Post-Trump Republicans across the board profess to know and care about this — but for most, these spoken platitudes have failed to translate into policy when faced with the combination of lockdown fatigue and pressure from big business.

Beyond those with few choices, a lot of other people simply haven’t considered the risks possibly associated with any serious injection that has not been tested over the long-term. It’s hard to blame them. The corporate media outlets that dominate the American landscape don’t tell their viewers and readers about the possible risks, and instead harp incessantly on the boogieman of catching a disease that hospitalizes between 1 and 5 percent of those affected, is deadly to far, far fewer, and poses an extremely low risk to children.

How many Americans hold wildly exaggerated views on hospitalization and death, thanks to irresponsible fear-mongering by our media and political classes? According to recent polling, a majority of Democrats and a large number of Republicans.

In the meantime, economic bullying from private businesses threatens to create a second class of citizens who are hit hard by their continued refusal to submit.
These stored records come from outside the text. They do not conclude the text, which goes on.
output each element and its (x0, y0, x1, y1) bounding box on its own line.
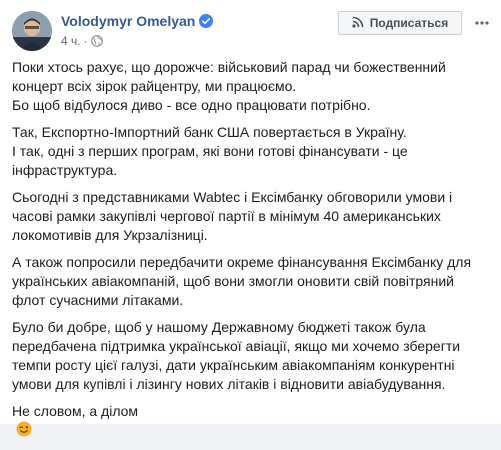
post-meta: 4 ч. · (61, 34, 103, 50)
post-text-line: Сьогодні з представниками Wabtec і Ексім… (12, 189, 453, 205)
rss-icon (352, 16, 364, 31)
post-timestamp[interactable]: 4 ч. (61, 34, 81, 48)
winking-face-emoji (16, 421, 490, 442)
post-text-line: І так, одні з перших програм, які вони г… (12, 143, 408, 159)
post-paragraph: Не словом, а ділом (12, 402, 490, 442)
author-name-link[interactable]: Volodymyr Omelyan (61, 13, 214, 31)
post-text-line: передбачена підтримка української авіаці… (12, 338, 461, 354)
post-text-line: інфраструктура. (12, 162, 118, 178)
subscribe-button[interactable]: Подписаться (338, 11, 462, 35)
post-paragraph: Було би добре, щоб у нашому Державному б… (12, 318, 490, 394)
post-text-line-with-emoji: Не словом, а ділом (12, 402, 490, 442)
author-avatar[interactable] (12, 11, 52, 51)
post-text-line: А також попросили передбачити окреме фін… (12, 254, 472, 270)
post-text-line: українських авіакомпаній, щоб вони змогл… (12, 273, 454, 289)
post-text-line: локомотивів для Укрзалізниці. (12, 227, 208, 243)
post-body: Поки хтось рахує, що дорожче: військовий… (12, 58, 490, 450)
author-name[interactable]: Volodymyr Omelyan (61, 13, 195, 29)
post-text-line: Не словом, а ділом (12, 403, 139, 419)
verified-badge-icon (199, 14, 214, 31)
post-text-line: Бо щоб відбулося диво - все одно працюва… (12, 97, 371, 113)
meta-separator: · (83, 34, 88, 48)
more-options-icon[interactable] (472, 11, 492, 35)
subscribe-label[interactable]: Подписаться (370, 16, 448, 30)
post-text-line: часові рамки закупівлі чергової партії в… (12, 208, 441, 224)
post-card: Volodymyr Omelyan 4 ч. · Подписаться Поки… (0, 0, 501, 437)
post-paragraph: Так, Експортно-Імпортний банк США поверт… (12, 123, 490, 180)
post-paragraph: А також попросили передбачити окреме фін… (12, 253, 490, 310)
post-text-line: флот сучасними літаками. (12, 292, 184, 308)
post-text-line: умови для купівлі і лізингу нових літакі… (12, 376, 446, 392)
avatar-image (12, 11, 52, 51)
post-paragraph: Поки хтось рахує, що дорожче: військовий… (12, 58, 490, 115)
post-paragraph: Сьогодні з представниками Wabtec і Ексім… (12, 188, 490, 245)
post-text-line: Було би добре, щоб у нашому Державному б… (12, 319, 426, 335)
post-text-line: Поки хтось рахує, що дорожче: військовий… (12, 59, 446, 75)
post-text-line: концерт всіх зірок райцентру, ми працюєм… (12, 78, 297, 94)
post-text-line: темпи росту цієї галузі, дати українськи… (12, 357, 455, 373)
globe-icon[interactable] (90, 35, 103, 50)
post-text-line: Так, Експортно-Імпортний банк США поверт… (12, 124, 407, 140)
The unending COVID regime isn’t a nightmare scenario of the future, it’s an existential threat to our liberties, a possible and unexamined risk to our health, and here among us right now. Far from immune, red states are as vulnerable as the rest of the country. It’s time for our governors to stand up and stop it — before it’s too late.

Correction: An earlier version of this article incorrectly identified Kentucky’s governor as Republican.